There’s another word for it: fair. According to the most recent data (for 2007), the best-off 1 percent of American households take home about 20 percent of total income — the highest percentage since 1928. Yes, I know: Critics will charge that these are the very people who invest, innovate, and hire, and thereby keep the economy going. So raising their taxes will burden the economy and thereby hurt everyone, including those who are supposed to be helped.

But there’s no reason to suppose that taking a tiny sliver of the incomes of the top 1 percent will reduce all that much of their ardor to invest, innovate, and hire in the future. Yet if this tiny sliver means affordable health care for a far larger number of Americans, who will be able to get regular checkups and thereby stay healthy and productive, the positive effect on the American economy is likely to be far greater.

Don’t believe critics who say the surtax will harm small business. According to the Center for Tax Justice, it would hit only five percent of small business owners — realistically defined as taxpayers for whom small business income makes up at least half of their adjusted gross income (from schedule C businesses, partnerships, family farms, and Subchapter S corporations).

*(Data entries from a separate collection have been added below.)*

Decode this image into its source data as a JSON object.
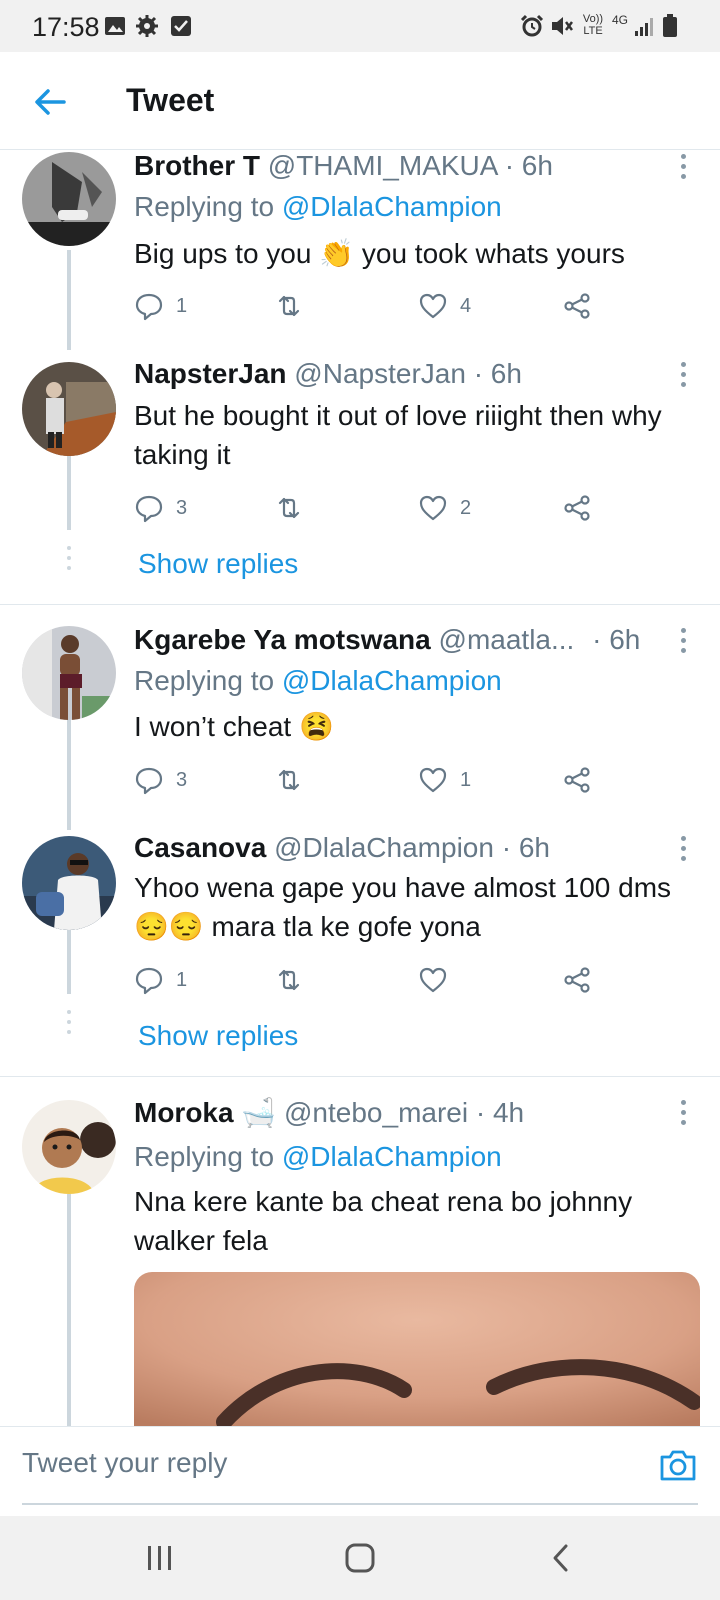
{
  "status_bar": {
    "time": "17:58",
    "network": "4G",
    "volte": "Vo)) LTE",
    "icons": [
      "image-icon",
      "settings-icon",
      "checkbox-icon",
      "alarm-icon",
      "mute-icon",
      "signal-icon",
      "battery-icon"
    ]
  },
  "header": {
    "title": "Tweet",
    "back_icon": "arrow-left-icon"
  },
  "tweets": [
    {
      "name": "Brother T",
      "handle": "@THAMI_MAKUA",
      "time": "· 6h",
      "replying_prefix": "Replying to ",
      "replying_to": "@DlalaChampion",
      "text": "Big ups to you 👏 you took whats yours",
      "replies": "1",
      "retweets": "",
      "likes": "4"
    },
    {
      "name": "NapsterJan",
      "handle": "@NapsterJan",
      "time": "· 6h",
      "text": "But he bought it out of love riiight then why taking it",
      "replies": "3",
      "retweets": "",
      "likes": "2",
      "show_replies": "Show replies"
    },
    {
      "name": "Kgarebe Ya motswana",
      "handle": "@maatla...",
      "time": "· 6h",
      "replying_prefix": "Replying to ",
      "replying_to": "@DlalaChampion",
      "text": "I won’t cheat 😫",
      "replies": "3",
      "retweets": "",
      "likes": "1"
    },
    {
      "name": "Casanova",
      "handle": "@DlalaChampion",
      "time": "· 6h",
      "text": "Yhoo wena gape you have almost 100 dms 😔😔 mara tla ke gofe yona",
      "replies": "1",
      "retweets": "",
      "likes": "",
      "show_replies": "Show replies"
    },
    {
      "name": "Moroka 🛁",
      "handle": "@ntebo_marei",
      "time": "· 4h",
      "replying_prefix": "Replying to ",
      "replying_to": "@DlalaChampion",
      "text": "Nna kere kante ba cheat rena bo johnny walker fela"
    }
  ],
  "reply_bar": {
    "placeholder": "Tweet your reply",
    "camera_icon": "camera-icon"
  },
  "nav_bar": {
    "buttons": [
      "recent-apps-icon",
      "home-icon",
      "back-icon"
    ]
  },
  "colors": {
    "accent": "#1b95e0",
    "muted": "#657786",
    "text": "#14171a",
    "thread_line": "#ccd6dd"
  }
}
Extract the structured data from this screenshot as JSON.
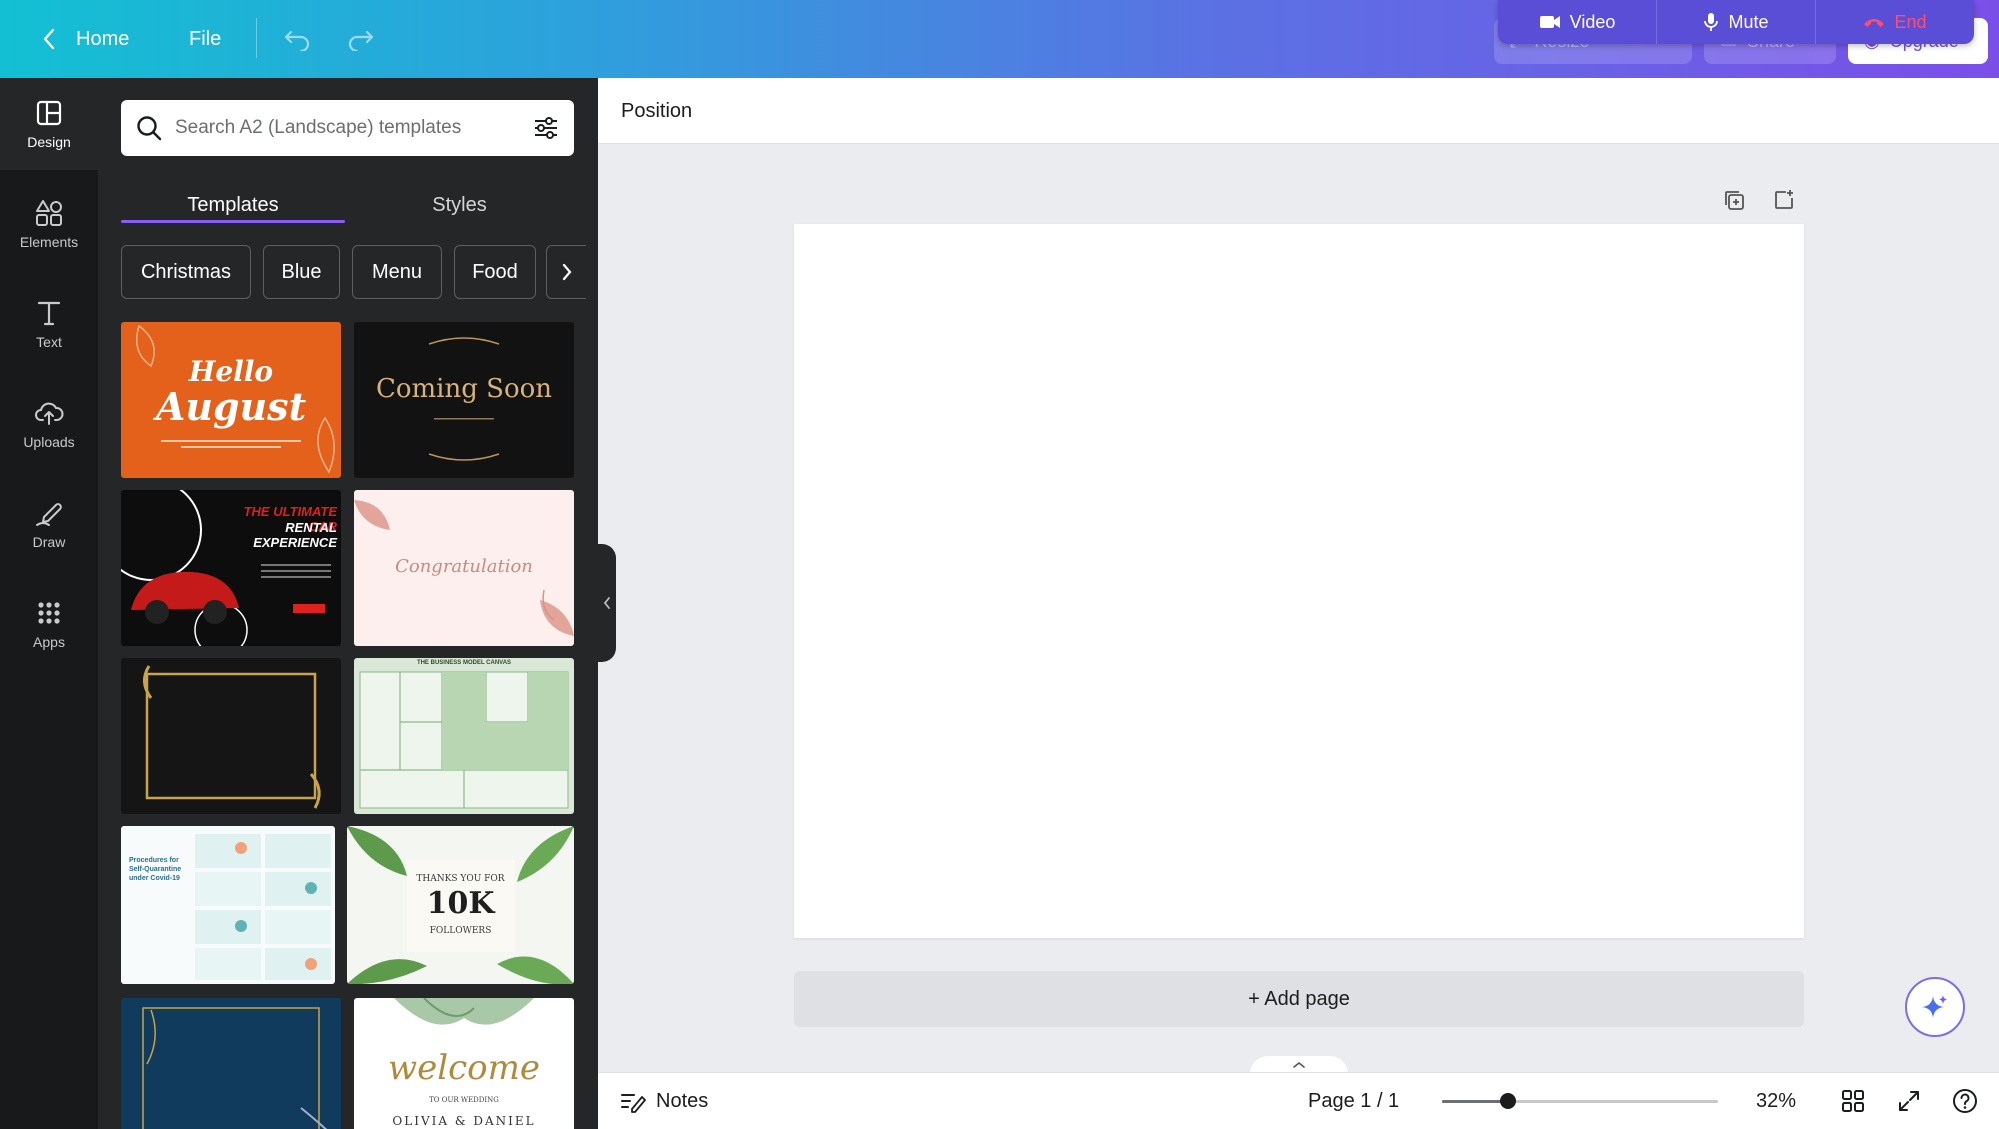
{
  "topbar": {
    "home_label": "Home",
    "file_label": "File",
    "ghost_1": "Resize",
    "ghost_2": "Share",
    "ghost_3": "Upgrade"
  },
  "call_bar": {
    "video_label": "Video",
    "mute_label": "Mute",
    "end_label": "End"
  },
  "rail": {
    "items": [
      {
        "label": "Design",
        "icon": "layout-icon"
      },
      {
        "label": "Elements",
        "icon": "shapes-icon"
      },
      {
        "label": "Text",
        "icon": "text-icon"
      },
      {
        "label": "Uploads",
        "icon": "cloud-upload-icon"
      },
      {
        "label": "Draw",
        "icon": "pen-icon"
      },
      {
        "label": "Apps",
        "icon": "apps-grid-icon"
      }
    ]
  },
  "panel": {
    "search_placeholder": "Search A2 (Landscape) templates",
    "tabs": [
      {
        "label": "Templates"
      },
      {
        "label": "Styles"
      }
    ],
    "chips": [
      {
        "label": "Christmas"
      },
      {
        "label": "Blue"
      },
      {
        "label": "Menu"
      },
      {
        "label": "Food"
      }
    ],
    "thumbs": {
      "t1_line1": "Hello",
      "t1_line2": "August",
      "t2": "Coming Soon",
      "t3_line1": "THE ULTIMATE CAR",
      "t3_line2": "RENTAL EXPERIENCE",
      "t4": "Congratulation",
      "t6": "THE BUSINESS MODEL CANVAS",
      "t7": "Procedures for Self-Quarantine under Covid-19",
      "t8_line1": "THANKS YOU FOR",
      "t8_line2": "10K",
      "t8_line3": "FOLLOWERS",
      "t10_line1": "welcome",
      "t10_line2": "TO OUR WEDDING",
      "t10_line3": "OLIVIA & DANIEL"
    }
  },
  "toolbar2": {
    "position_label": "Position"
  },
  "canvas": {
    "add_page_label": "+ Add page"
  },
  "bottombar": {
    "notes_label": "Notes",
    "page_label": "Page 1 / 1",
    "zoom_label": "32%",
    "zoom_fraction": 0.24
  },
  "colors": {
    "accent": "#8b5cf6",
    "end_call": "#ff4d6a",
    "panel_bg": "#252627",
    "rail_bg": "#18191b"
  }
}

Besides, only the profits of a small business would be taxed. The owner of a small business deducts money paid to employees as compensation, as well as operating costs. So, for example, a couple whose income comes entirely from a small business would have to earn more than $350,000 in business profits — after paying all their expenses, including salaries — before the surcharge would affect them at all. And if they earned more, the surcharge wouldn’t reduce their incentive to hire more employees because they pay employees with pre-tax income. And not even purchases of equipment to expand business operations would be affected because most small business owners can write off up to $250,000 of the costs of such equipment immediately.

A surtax is easy to administer. And the whole idea is easy to understand. Tax the wealthy to keep everyone healthy. Not even a bad bumper sticker.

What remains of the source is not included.